Some good questions here.
In broad terms, I think the premise that high-frequency equalization should mostly take the form of shelf or very low Q peak filters (broad adjustments in level, essentially) is quite advisable. I personally take this to a relative extreme; I don't even aim to notch the peak from my HD800, because I've found that doing so without putting a hole in the surrounding treble somewhere is troublesome. For most practical people's purposes, so long as it doesn't sound bad, I'd say that relatively fine/high Q equalization is reasonable up to 8-10khz, although it depends on a number of variables (particularly how the headphone's response varies with position on the head of the wearer).
Regarding the intersection of HRTF and HpTF, let's consider two extremes and how they would impact things:
First, let's imagine a world where headphones are "HRTF chameleons" - by some process, whether acoustic or computer controlled, they perfectly approximate the individual wearer's HRTF in the target sound field. In this world, you could see extremely wide variation in HRTFs and HpTFs, but have
zero variation in subjective timbre of headphones,
because headphone subjective frequency response is equal to HpTF minus HRTF. This world is almost entirely reconcilable with Hammershøi & Møller's data.

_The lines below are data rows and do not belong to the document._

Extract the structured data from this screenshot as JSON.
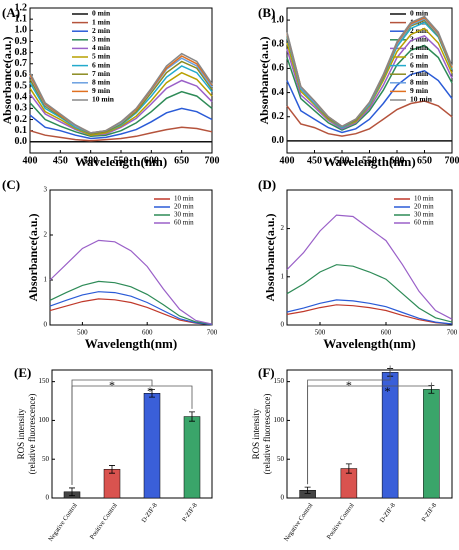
{
  "chart_data": [
    {
      "type": "line",
      "panel_label": "(A)",
      "xlabel": "Wavelength(nm)",
      "ylabel": "Absorbance(a.u.)",
      "x": [
        400,
        425,
        450,
        475,
        500,
        525,
        550,
        575,
        600,
        625,
        650,
        675,
        700
      ],
      "xlim": [
        400,
        700
      ],
      "xticks": [
        400,
        450,
        500,
        550,
        600,
        650,
        700
      ],
      "ylim": [
        -0.1,
        1.2
      ],
      "yticks": [
        {
          "value": 0,
          "label": "0.0"
        },
        {
          "value": 0.1,
          "label": "0.1"
        },
        {
          "value": 0.2,
          "label": "0.2"
        },
        {
          "value": 0.3,
          "label": "0.3"
        },
        {
          "value": 0.4,
          "label": "0.4"
        },
        {
          "value": 0.5,
          "label": "0.5"
        },
        {
          "value": 0.6,
          "label": "0.6"
        },
        {
          "value": 0.7,
          "label": "0.7"
        },
        {
          "value": 0.8,
          "label": "0.8"
        },
        {
          "value": 0.9,
          "label": "0.9"
        },
        {
          "value": 1.0,
          "label": "1.0"
        },
        {
          "value": 1.1,
          "label": "1.1"
        },
        {
          "value": 1.2,
          "label": "1.2"
        }
      ],
      "legend": "upper left",
      "series": [
        {
          "name": "0 min",
          "color": "#111111",
          "values": [
            0,
            0,
            0,
            0,
            0,
            0,
            0,
            0,
            0,
            0,
            0,
            0,
            0
          ]
        },
        {
          "name": "1 min",
          "color": "#b5533c",
          "values": [
            0.1,
            0.06,
            0.04,
            0.02,
            0.01,
            0.02,
            0.03,
            0.05,
            0.08,
            0.11,
            0.13,
            0.12,
            0.09
          ]
        },
        {
          "name": "2 min",
          "color": "#2a5bd7",
          "values": [
            0.24,
            0.13,
            0.1,
            0.06,
            0.03,
            0.04,
            0.07,
            0.11,
            0.18,
            0.26,
            0.3,
            0.27,
            0.2
          ]
        },
        {
          "name": "3 min",
          "color": "#2e8b57",
          "values": [
            0.35,
            0.2,
            0.14,
            0.09,
            0.05,
            0.06,
            0.1,
            0.17,
            0.27,
            0.39,
            0.45,
            0.41,
            0.3
          ]
        },
        {
          "name": "4 min",
          "color": "#9a60c8",
          "values": [
            0.43,
            0.25,
            0.18,
            0.11,
            0.06,
            0.07,
            0.13,
            0.21,
            0.34,
            0.48,
            0.55,
            0.5,
            0.36
          ]
        },
        {
          "name": "5 min",
          "color": "#b8a000",
          "values": [
            0.48,
            0.27,
            0.2,
            0.12,
            0.06,
            0.08,
            0.14,
            0.23,
            0.37,
            0.53,
            0.62,
            0.56,
            0.41
          ]
        },
        {
          "name": "6 min",
          "color": "#22aacc",
          "values": [
            0.53,
            0.3,
            0.22,
            0.13,
            0.07,
            0.09,
            0.15,
            0.26,
            0.41,
            0.58,
            0.68,
            0.62,
            0.45
          ]
        },
        {
          "name": "7 min",
          "color": "#8a8a20",
          "values": [
            0.56,
            0.32,
            0.23,
            0.14,
            0.07,
            0.09,
            0.16,
            0.27,
            0.44,
            0.62,
            0.72,
            0.66,
            0.47
          ]
        },
        {
          "name": "8 min",
          "color": "#6aa0e0",
          "values": [
            0.59,
            0.33,
            0.24,
            0.14,
            0.08,
            0.1,
            0.17,
            0.29,
            0.46,
            0.65,
            0.75,
            0.68,
            0.49
          ]
        },
        {
          "name": "9 min",
          "color": "#e07020",
          "values": [
            0.6,
            0.34,
            0.24,
            0.15,
            0.08,
            0.1,
            0.18,
            0.29,
            0.47,
            0.66,
            0.77,
            0.7,
            0.51
          ]
        },
        {
          "name": "10 min",
          "color": "#888888",
          "values": [
            0.62,
            0.35,
            0.25,
            0.15,
            0.08,
            0.1,
            0.18,
            0.3,
            0.48,
            0.68,
            0.79,
            0.72,
            0.52
          ]
        }
      ]
    },
    {
      "type": "line",
      "panel_label": "(B)",
      "xlabel": "Wavelength(nm)",
      "ylabel": "Absorbance(a.u.)",
      "x": [
        400,
        425,
        450,
        475,
        500,
        525,
        550,
        575,
        600,
        625,
        650,
        675,
        700
      ],
      "xlim": [
        400,
        700
      ],
      "xticks": [
        400,
        450,
        500,
        550,
        600,
        650,
        700
      ],
      "ylim": [
        -0.1,
        1.1
      ],
      "yticks": [
        {
          "value": 0,
          "label": "0.0"
        },
        {
          "value": 0.2,
          "label": "0.2"
        },
        {
          "value": 0.4,
          "label": "0.4"
        },
        {
          "value": 0.6,
          "label": "0.6"
        },
        {
          "value": 0.8,
          "label": "0.8"
        },
        {
          "value": 1.0,
          "label": "1.0"
        }
      ],
      "legend": "upper right",
      "series": [
        {
          "name": "0 min",
          "color": "#111111",
          "values": [
            0,
            0,
            0,
            0,
            0,
            0,
            0,
            0,
            0,
            0,
            0,
            0,
            0
          ]
        },
        {
          "name": "1 min",
          "color": "#b5533c",
          "values": [
            0.29,
            0.14,
            0.11,
            0.06,
            0.04,
            0.06,
            0.1,
            0.18,
            0.26,
            0.31,
            0.33,
            0.29,
            0.2
          ]
        },
        {
          "name": "2 min",
          "color": "#2a5bd7",
          "values": [
            0.5,
            0.25,
            0.18,
            0.11,
            0.07,
            0.1,
            0.18,
            0.31,
            0.46,
            0.55,
            0.58,
            0.5,
            0.35
          ]
        },
        {
          "name": "3 min",
          "color": "#2e8b57",
          "values": [
            0.69,
            0.35,
            0.25,
            0.15,
            0.09,
            0.14,
            0.25,
            0.42,
            0.63,
            0.75,
            0.79,
            0.69,
            0.48
          ]
        },
        {
          "name": "4 min",
          "color": "#9a60c8",
          "values": [
            0.76,
            0.38,
            0.28,
            0.17,
            0.1,
            0.15,
            0.27,
            0.46,
            0.69,
            0.83,
            0.87,
            0.76,
            0.52
          ]
        },
        {
          "name": "5 min",
          "color": "#b8a000",
          "values": [
            0.81,
            0.41,
            0.3,
            0.18,
            0.11,
            0.16,
            0.29,
            0.5,
            0.74,
            0.88,
            0.93,
            0.81,
            0.56
          ]
        },
        {
          "name": "6 min",
          "color": "#22aacc",
          "values": [
            0.86,
            0.43,
            0.31,
            0.19,
            0.11,
            0.17,
            0.3,
            0.52,
            0.78,
            0.93,
            0.98,
            0.86,
            0.59
          ]
        },
        {
          "name": "7 min",
          "color": "#8a8a20",
          "values": [
            0.87,
            0.44,
            0.32,
            0.19,
            0.12,
            0.17,
            0.31,
            0.53,
            0.8,
            0.95,
            1.0,
            0.87,
            0.6
          ]
        },
        {
          "name": "8 min",
          "color": "#6aa0e0",
          "values": [
            0.88,
            0.44,
            0.32,
            0.2,
            0.12,
            0.18,
            0.31,
            0.54,
            0.8,
            0.96,
            1.01,
            0.88,
            0.61
          ]
        },
        {
          "name": "9 min",
          "color": "#e07020",
          "values": [
            0.89,
            0.45,
            0.33,
            0.2,
            0.12,
            0.18,
            0.32,
            0.54,
            0.81,
            0.97,
            1.02,
            0.89,
            0.61
          ]
        },
        {
          "name": "10 min",
          "color": "#888888",
          "values": [
            0.9,
            0.45,
            0.33,
            0.2,
            0.12,
            0.18,
            0.32,
            0.55,
            0.82,
            0.98,
            1.03,
            0.9,
            0.62
          ]
        }
      ]
    },
    {
      "type": "line",
      "panel_label": "(C)",
      "xlabel": "Wavelength(nm)",
      "ylabel": "Absorbance(a.u.)",
      "x": [
        450,
        475,
        500,
        525,
        550,
        575,
        600,
        625,
        650,
        675,
        700
      ],
      "xlim": [
        450,
        700
      ],
      "xticks": [
        500,
        600,
        700
      ],
      "ylim": [
        0,
        3
      ],
      "yticks": [
        0,
        1,
        2,
        3
      ],
      "legend": "upper right",
      "series": [
        {
          "name": "10 min",
          "color": "#c0392b",
          "values": [
            0.32,
            0.42,
            0.52,
            0.58,
            0.56,
            0.5,
            0.39,
            0.25,
            0.11,
            0.04,
            0.01
          ]
        },
        {
          "name": "20 min",
          "color": "#2a5bd7",
          "values": [
            0.42,
            0.55,
            0.67,
            0.74,
            0.72,
            0.64,
            0.5,
            0.32,
            0.14,
            0.05,
            0.01
          ]
        },
        {
          "name": "30 min",
          "color": "#2e8b57",
          "values": [
            0.55,
            0.72,
            0.88,
            0.97,
            0.94,
            0.85,
            0.68,
            0.45,
            0.2,
            0.07,
            0.02
          ]
        },
        {
          "name": "60 min",
          "color": "#9a60c8",
          "values": [
            1.0,
            1.35,
            1.7,
            1.88,
            1.85,
            1.65,
            1.3,
            0.8,
            0.35,
            0.1,
            0.02
          ]
        }
      ]
    },
    {
      "type": "line",
      "panel_label": "(D)",
      "xlabel": "Wavelength(nm)",
      "ylabel": "Absorbance(a.u.)",
      "x": [
        450,
        475,
        500,
        525,
        550,
        575,
        600,
        625,
        650,
        675,
        700
      ],
      "xlim": [
        450,
        700
      ],
      "xticks": [
        500,
        600,
        700
      ],
      "ylim": [
        0,
        2.8
      ],
      "yticks": [
        0,
        1,
        2
      ],
      "legend": "upper right",
      "series": [
        {
          "name": "10 min",
          "color": "#c0392b",
          "values": [
            0.22,
            0.28,
            0.36,
            0.42,
            0.4,
            0.36,
            0.3,
            0.2,
            0.11,
            0.05,
            0.02
          ]
        },
        {
          "name": "20 min",
          "color": "#2a5bd7",
          "values": [
            0.27,
            0.35,
            0.45,
            0.52,
            0.5,
            0.45,
            0.38,
            0.26,
            0.14,
            0.06,
            0.02
          ]
        },
        {
          "name": "30 min",
          "color": "#2e8b57",
          "values": [
            0.65,
            0.85,
            1.1,
            1.25,
            1.22,
            1.1,
            0.95,
            0.65,
            0.35,
            0.15,
            0.06
          ]
        },
        {
          "name": "60 min",
          "color": "#9a60c8",
          "values": [
            1.15,
            1.5,
            1.95,
            2.28,
            2.25,
            2.0,
            1.75,
            1.25,
            0.7,
            0.3,
            0.12
          ]
        }
      ]
    },
    {
      "type": "bar",
      "panel_label": "(E)",
      "ylabel": "ROS intensity",
      "ylabel2": "(relative fluorescence)",
      "categories": [
        "Negative Control",
        "Positive Control",
        "D-ZIF-8",
        "P-ZIF-8"
      ],
      "values": [
        8,
        37,
        135,
        105
      ],
      "errors": [
        5,
        5,
        5,
        6
      ],
      "colors": [
        "#444444",
        "#d9534f",
        "#3a5fd9",
        "#3aa56a"
      ],
      "ylim": [
        0,
        165
      ],
      "yticks": [
        0,
        50,
        100,
        150
      ],
      "annotations": [
        "*",
        "*"
      ]
    },
    {
      "type": "bar",
      "panel_label": "(F)",
      "ylabel": "ROS intensity",
      "ylabel2": "(relative fluorescence)",
      "categories": [
        "Negative Control",
        "Positive Control",
        "D-ZIF-8",
        "P-ZIF-8"
      ],
      "values": [
        10,
        38,
        162,
        140
      ],
      "errors": [
        4,
        6,
        5,
        5
      ],
      "colors": [
        "#444444",
        "#d9534f",
        "#3a5fd9",
        "#3aa56a"
      ],
      "ylim": [
        0,
        165
      ],
      "yticks": [
        0,
        50,
        100,
        150
      ],
      "annotations": [
        "*",
        "*"
      ]
    }
  ]
}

Second, let's imagine a world where headphones are "HRTF blind" - perhaps in this world a trend of very deeply inserted in-ear monitors dominates, but for whatever reason, the HpTF is
absolutely constant between wearers, even as individual HRTF varies. Subjective frequency response would track roughly according to the scenario you're outlining in this post - up to around the peak of the ear resonance there'd be agreement, and then it would all go south. A headphone that sounds peaky to one person would be smooth to another, and we'd have a great deal of trouble comparing our subjective impressions of headphones at all in the higher frequencies.
Now, in reality, we don't live in either of those worlds - some of the aspects of individual anatomy that influence HRTF also influence HpTF, so they aren't uncorrelated, but they also don't coincide perfectly. There's also the "x factor" of whether headphones have individualized and atypical interactions with some anatomy that doesn't relate in any way to HRTF - unarguably this happens at low frequencies with headphones with high acoustic impedance when a leak is present in the pad volume, but it could also happen at higher frequencies, and this would introduce another source of response variation.
Pragmatically, I don't think that we can use measurements of headphones on population average measurement fixtures to make some of the projections we can make about other types of equipment - e.g. "DUT A will sound the same as DUT B" - and non-individualized equalization is inevitably going to be an area where caution is wise, and erring towards broader filters and leaving the high Q features mostly alone is likely to yield better results on average, but equally, headphones are such radically audibly different devices that we don't
need the degree of consistency of coherency between test and in situ that we have with amplifier or DAC measurements to make very reasonable extrapolations about what will sound better.
This all said, I still don't entirely grasp what Amir's primary goal with this headphone testing project is; if it's to redefine headphone metrology and take it out of the dark ages...well, we weren't in the dark ages to begin with, so that'd be pretty hard
If it's to present an additional impartial source of reliable headphone measurements alongside what presently exists (Oratory, Resolve/Headphones.com, Clarityfidelity/Speakerphone, Keith Howard/HeadphoneTestLab, Brent Butterworth/Soundstage Solo, etc), then we've already got validation of concept. If it's to improve on the current state of the art in headphone metrology that's very conceivable - the 5128 can reasonably claim to be the most accurate way to measure headphones that presently exists, and there's still plenty of room for innovation in methodology if Amir is interested in that.